(Disclaimer: I am a scientist, so this isn't anecdotal)
Mod my parent up. This is -precisely- true. The idea that we test a hypothesis and refine it based on experimental outcomes is utter BS. In all but the most -basic- of processes, there simply is no way to account for all possible results of testing a system; this is further compounded in my field, where an 'in vitro' experiment may yield different results than one 'in vivo'. To make matters worse, those 'in vitro' experiments may in fact yield different results in /different cell types/, given all other conditions being precisely the same.

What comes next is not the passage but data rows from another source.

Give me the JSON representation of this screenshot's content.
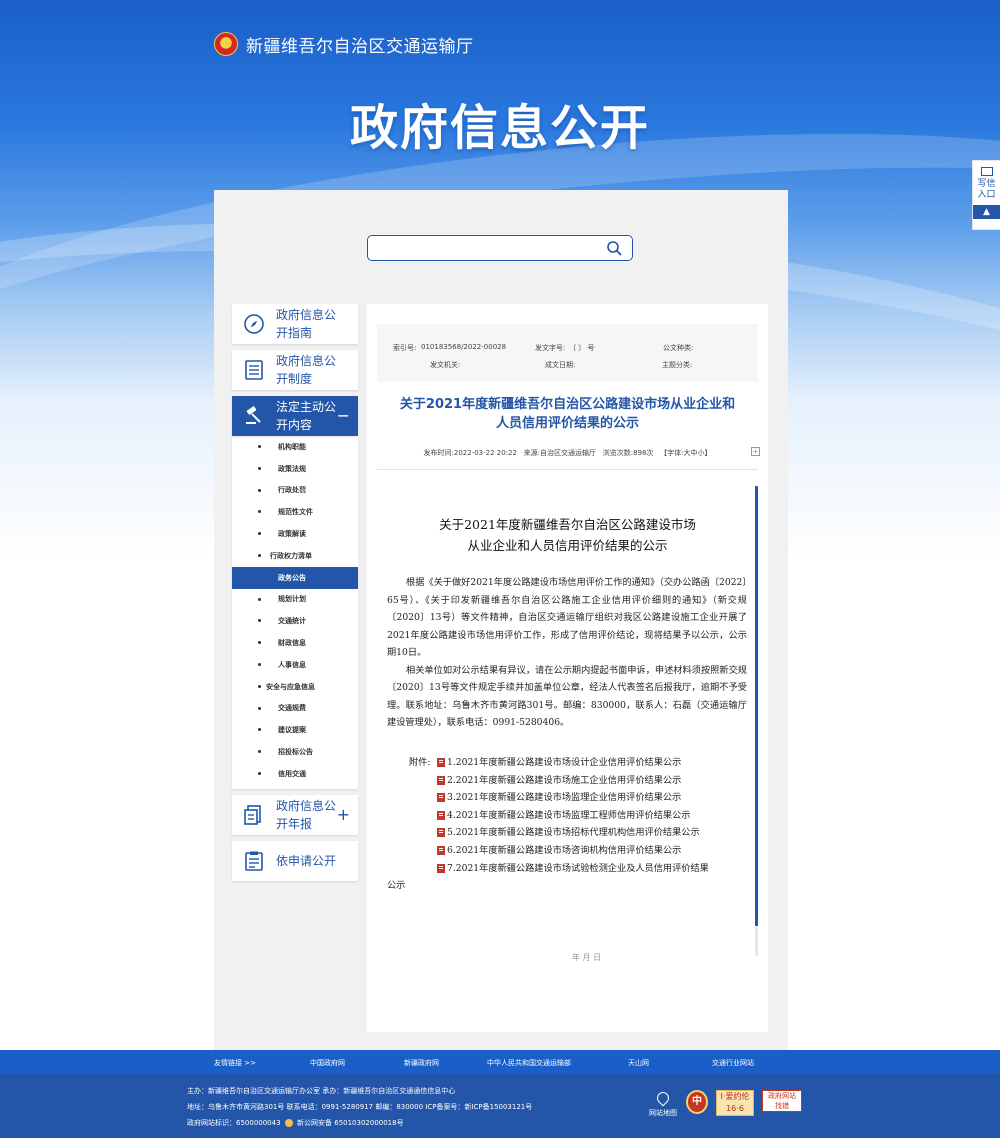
{
  "header": {
    "site_name": "新疆维吾尔自治区交通运输厅",
    "page_heading": "政府信息公开"
  },
  "side_widget": {
    "label_1": "写信",
    "label_2": "入口",
    "arrow": "▲"
  },
  "search": {
    "placeholder": "",
    "value": ""
  },
  "sidebar": {
    "blocks": [
      {
        "label": "政府信息公开指南",
        "sign": ""
      },
      {
        "label": "政府信息公开制度",
        "sign": ""
      },
      {
        "label": "法定主动公开内容",
        "sign": "−"
      },
      {
        "label": "政府信息公开年报",
        "sign": "+"
      },
      {
        "label": "依申请公开",
        "sign": ""
      }
    ],
    "sub_items": [
      "机构职能",
      "政策法规",
      "行政处罚",
      "规范性文件",
      "政策解读",
      "行政权力清单",
      "政务公告",
      "规划计划",
      "交通统计",
      "财政信息",
      "人事信息",
      "安全与应急信息",
      "交通规费",
      "建议提案",
      "招投标公告",
      "信用交通"
    ],
    "active_sub": "政务公告"
  },
  "meta": {
    "index_no_label": "索引号:",
    "index_no": "010183568/2022-00028",
    "doc_no_label": "发文字号:",
    "doc_no": "〔 〕 号",
    "doc_type_label": "公文种类:",
    "doc_type": "",
    "issuer_label": "发文机关:",
    "issuer": "",
    "date_label": "成文日期:",
    "date": "",
    "topic_label": "主题分类:",
    "topic": ""
  },
  "article": {
    "title_line_1": "关于2021年度新疆维吾尔自治区公路建设市场从业企业和",
    "title_line_2": "人员信用评价结果的公示",
    "publish_time_label": "发布时间:",
    "publish_time": "2022-03-22 20:22",
    "source_label": "来源:",
    "source": "自治区交通运输厅",
    "views_label": "浏览次数:",
    "views": "898次",
    "font_label": "【字体:大中小】",
    "expand": "+"
  },
  "document": {
    "title_line_1": "关于2021年度新疆维吾尔自治区公路建设市场",
    "title_line_2": "从业企业和人员信用评价结果的公示",
    "paragraph_1": "根据《关于做好2021年度公路建设市场信用评价工作的通知》（交办公路函〔2022〕65号）、《关于印发新疆维吾尔自治区公路施工企业信用评价细则的通知》（新交规〔2020〕13号）等文件精神，自治区交通运输厅组织对我区公路建设施工企业开展了2021年度公路建设市场信用评价工作，形成了信用评价结论，现将结果予以公示，公示期10日。",
    "paragraph_2": "相关单位如对公示结果有异议，请在公示期内提起书面申诉，申述材料须按照新交规〔2020〕13号等文件规定手续并加盖单位公章，经法人代表签名后报我厅，逾期不予受理。联系地址：乌鲁木齐市黄河路301号。邮编：830000，联系人：石磊（交通运输厅建设管理处），联系电话：0991-5280406。",
    "attachments_label": "附件:",
    "attachments": [
      "1.2021年度新疆公路建设市场设计企业信用评价结果公示",
      "2.2021年度新疆公路建设市场施工企业信用评价结果公示",
      "3.2021年度新疆公路建设市场监理企业信用评价结果公示",
      "4.2021年度新疆公路建设市场监理工程师信用评价结果公示",
      "5.2021年度新疆公路建设市场招标代理机构信用评价结果公示",
      "6.2021年度新疆公路建设市场咨询机构信用评价结果公示",
      "7.2021年度新疆公路建设市场试验检测企业及人员信用评价结果"
    ],
    "attachment_7_tail": "公示",
    "faint_text": "年 月 日"
  },
  "links_bar": {
    "label": "友情链接 >>",
    "links": [
      "中国政府网",
      "新疆政府网",
      "中华人民共和国交通运输部",
      "天山网",
      "交通行业网站"
    ]
  },
  "footer": {
    "line_1": "主办：新疆维吾尔自治区交通运输厅办公室  承办：新疆维吾尔自治区交通通信信息中心",
    "line_2": "地址：乌鲁木齐市黄河路301号  联系电话：0991-5280917  邮编：830000  ICP备案号：新ICP备15003121号",
    "line_3a": "政府网站标识：6500000043",
    "line_3b": "新公网安备 65010302000018号",
    "map_label": "网站地图",
    "logo1": "中",
    "logo2_top": "I·爱约伦",
    "logo2_bottom": "16·6",
    "logo3_top": "政府网站",
    "logo3_bottom": "找错"
  },
  "colors": {
    "primary": "#2356a8",
    "banner": "#1a5fc8",
    "panel": "#f1f1f1"
  }
}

Without going into too much detail, the real nature of science is that we already have a fairly good idea of what we -want- to happen before we begin testing. I may have a vague theory about the experiments will come out, but more often than not we end up writing the theory to fit the facts around the time the data is published, in such a way that it fits the data we've collected, even though that final theory may not have any relation to the initial expectations.
Some of this is also attributable to the funding system (at least in the US). Submission of a grant (money to do experiments) requires that you already have (preliminary) information, and a fairly tight and detailed set of theories to explain how what you propose to do will result in a conclusion, as well as what those conclusions will be. Essentially, you need to present some data in order to get funding to obtain data. Give too much preliminary research, and you won't have enough theory and interesting suggestions to get funding, but if you don't have enough research done (how you do this without money is a nice conundrum), you won't get funding.
In practice, this often means researchers with no active funding will dust off old unpublished work, and write theories around it, in order to talk the NIH into paying out money so real work can get done (since once you're funded, you can really do whatever research you want -- especially if we're not talking about a renewable grant).
So it's really a messed up system all around, but the scientific method as you know it has virtually no role in it either way.